If neither of those alternatives are available, you can have a very confusing, meandering chat. Or, worse, you could a chat filled with spam and unpleasant behavior. Anyone who doesn’t want to participate in the main conversation/meme dump/emoji spam is going to feel left out in that case. That’s the problem rooms are made to solve.
To open a room, the streamer can use the drop-down menu on the top right of their chat, which opens an options menu where your current rooms are listed along with the options for a new room. When they get the room started, the streamer can decide who is allowed in.
This is more likely to be helpful on bigger channels.
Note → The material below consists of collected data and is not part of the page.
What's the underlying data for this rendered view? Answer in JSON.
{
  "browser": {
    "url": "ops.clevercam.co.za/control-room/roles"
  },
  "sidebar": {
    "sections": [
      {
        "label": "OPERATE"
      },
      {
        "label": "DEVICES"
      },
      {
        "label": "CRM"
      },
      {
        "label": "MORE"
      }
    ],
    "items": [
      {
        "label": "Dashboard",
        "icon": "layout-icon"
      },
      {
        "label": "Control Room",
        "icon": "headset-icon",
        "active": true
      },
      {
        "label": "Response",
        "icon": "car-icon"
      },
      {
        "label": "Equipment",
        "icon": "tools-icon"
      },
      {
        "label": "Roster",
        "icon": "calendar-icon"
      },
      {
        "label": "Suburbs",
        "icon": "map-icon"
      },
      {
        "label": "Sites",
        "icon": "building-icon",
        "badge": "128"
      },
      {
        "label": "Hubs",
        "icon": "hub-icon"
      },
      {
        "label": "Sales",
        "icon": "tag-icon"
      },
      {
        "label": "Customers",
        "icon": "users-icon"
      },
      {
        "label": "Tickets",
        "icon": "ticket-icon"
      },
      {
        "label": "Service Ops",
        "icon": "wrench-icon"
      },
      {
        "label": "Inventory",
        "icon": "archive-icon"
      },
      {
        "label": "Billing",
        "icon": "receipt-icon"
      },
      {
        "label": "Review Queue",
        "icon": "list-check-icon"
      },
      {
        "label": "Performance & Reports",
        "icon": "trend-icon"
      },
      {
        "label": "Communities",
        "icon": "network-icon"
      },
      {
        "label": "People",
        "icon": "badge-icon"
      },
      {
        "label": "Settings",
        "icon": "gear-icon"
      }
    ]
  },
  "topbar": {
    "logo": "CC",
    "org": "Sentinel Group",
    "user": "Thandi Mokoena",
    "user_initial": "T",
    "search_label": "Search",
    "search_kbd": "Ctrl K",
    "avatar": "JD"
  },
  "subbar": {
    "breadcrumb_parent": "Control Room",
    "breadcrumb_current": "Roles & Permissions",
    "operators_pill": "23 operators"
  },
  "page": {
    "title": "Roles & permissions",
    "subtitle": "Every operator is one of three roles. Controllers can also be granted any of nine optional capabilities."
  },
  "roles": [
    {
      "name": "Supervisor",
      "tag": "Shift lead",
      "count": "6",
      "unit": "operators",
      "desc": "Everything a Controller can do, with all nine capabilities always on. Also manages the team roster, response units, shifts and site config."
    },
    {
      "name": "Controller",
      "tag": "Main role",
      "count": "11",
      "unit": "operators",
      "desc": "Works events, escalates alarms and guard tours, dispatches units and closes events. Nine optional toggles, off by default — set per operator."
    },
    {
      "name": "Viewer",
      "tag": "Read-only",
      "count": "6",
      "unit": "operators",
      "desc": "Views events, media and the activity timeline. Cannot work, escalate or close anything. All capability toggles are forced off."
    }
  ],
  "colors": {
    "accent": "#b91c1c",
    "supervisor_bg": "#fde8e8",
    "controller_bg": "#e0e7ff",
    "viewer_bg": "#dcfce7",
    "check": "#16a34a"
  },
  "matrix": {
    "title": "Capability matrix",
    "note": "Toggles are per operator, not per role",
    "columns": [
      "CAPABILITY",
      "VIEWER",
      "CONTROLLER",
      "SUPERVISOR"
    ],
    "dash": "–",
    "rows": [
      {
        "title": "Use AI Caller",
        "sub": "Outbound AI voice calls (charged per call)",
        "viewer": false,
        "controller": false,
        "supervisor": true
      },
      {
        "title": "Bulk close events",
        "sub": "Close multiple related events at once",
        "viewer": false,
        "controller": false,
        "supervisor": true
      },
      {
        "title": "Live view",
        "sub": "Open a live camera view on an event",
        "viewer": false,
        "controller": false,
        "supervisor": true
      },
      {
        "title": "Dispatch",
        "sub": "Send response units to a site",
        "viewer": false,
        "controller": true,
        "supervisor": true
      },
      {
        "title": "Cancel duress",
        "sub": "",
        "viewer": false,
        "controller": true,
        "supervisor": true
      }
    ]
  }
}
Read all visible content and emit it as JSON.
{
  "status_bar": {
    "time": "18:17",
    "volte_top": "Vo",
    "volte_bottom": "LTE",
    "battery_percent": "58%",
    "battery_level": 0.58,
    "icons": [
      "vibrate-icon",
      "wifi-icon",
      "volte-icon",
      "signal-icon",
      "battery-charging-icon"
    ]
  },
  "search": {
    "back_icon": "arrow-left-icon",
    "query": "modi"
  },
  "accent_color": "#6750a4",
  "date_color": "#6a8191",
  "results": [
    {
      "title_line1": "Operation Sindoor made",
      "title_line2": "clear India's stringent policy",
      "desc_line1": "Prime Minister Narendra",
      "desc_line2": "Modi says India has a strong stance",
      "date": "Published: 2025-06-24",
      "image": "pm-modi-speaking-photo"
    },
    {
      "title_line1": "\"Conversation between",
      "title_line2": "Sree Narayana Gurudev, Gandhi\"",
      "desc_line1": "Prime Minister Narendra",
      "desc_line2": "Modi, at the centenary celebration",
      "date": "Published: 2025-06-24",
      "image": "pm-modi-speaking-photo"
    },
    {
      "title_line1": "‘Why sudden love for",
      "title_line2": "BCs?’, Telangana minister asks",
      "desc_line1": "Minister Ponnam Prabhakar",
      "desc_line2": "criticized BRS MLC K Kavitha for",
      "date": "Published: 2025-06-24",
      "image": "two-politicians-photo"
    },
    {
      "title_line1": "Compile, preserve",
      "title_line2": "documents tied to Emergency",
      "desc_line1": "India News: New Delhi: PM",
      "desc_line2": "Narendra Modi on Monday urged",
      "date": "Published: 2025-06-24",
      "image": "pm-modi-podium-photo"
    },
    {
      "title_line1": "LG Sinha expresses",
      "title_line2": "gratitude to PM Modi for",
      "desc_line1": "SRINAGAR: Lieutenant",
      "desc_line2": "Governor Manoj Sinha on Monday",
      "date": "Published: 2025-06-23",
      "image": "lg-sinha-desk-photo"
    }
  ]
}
Not only does the main chat room in big channels move incredibly fast, it’s more likely to be populated by different groups. Splitting the chat into different rooms makes it easier for everyone to keep up.
According to a Twitch spokesperson, rooms were often requested by the community. The sub-only rooms take the place of sub-only chat, a “last resort” in which streamers can bar all non-subscribers from speaking in their chat. Up to now, that was the only way to break up a raucous chat and something of a necessary evil, but now streamers thankfully have less elitist options.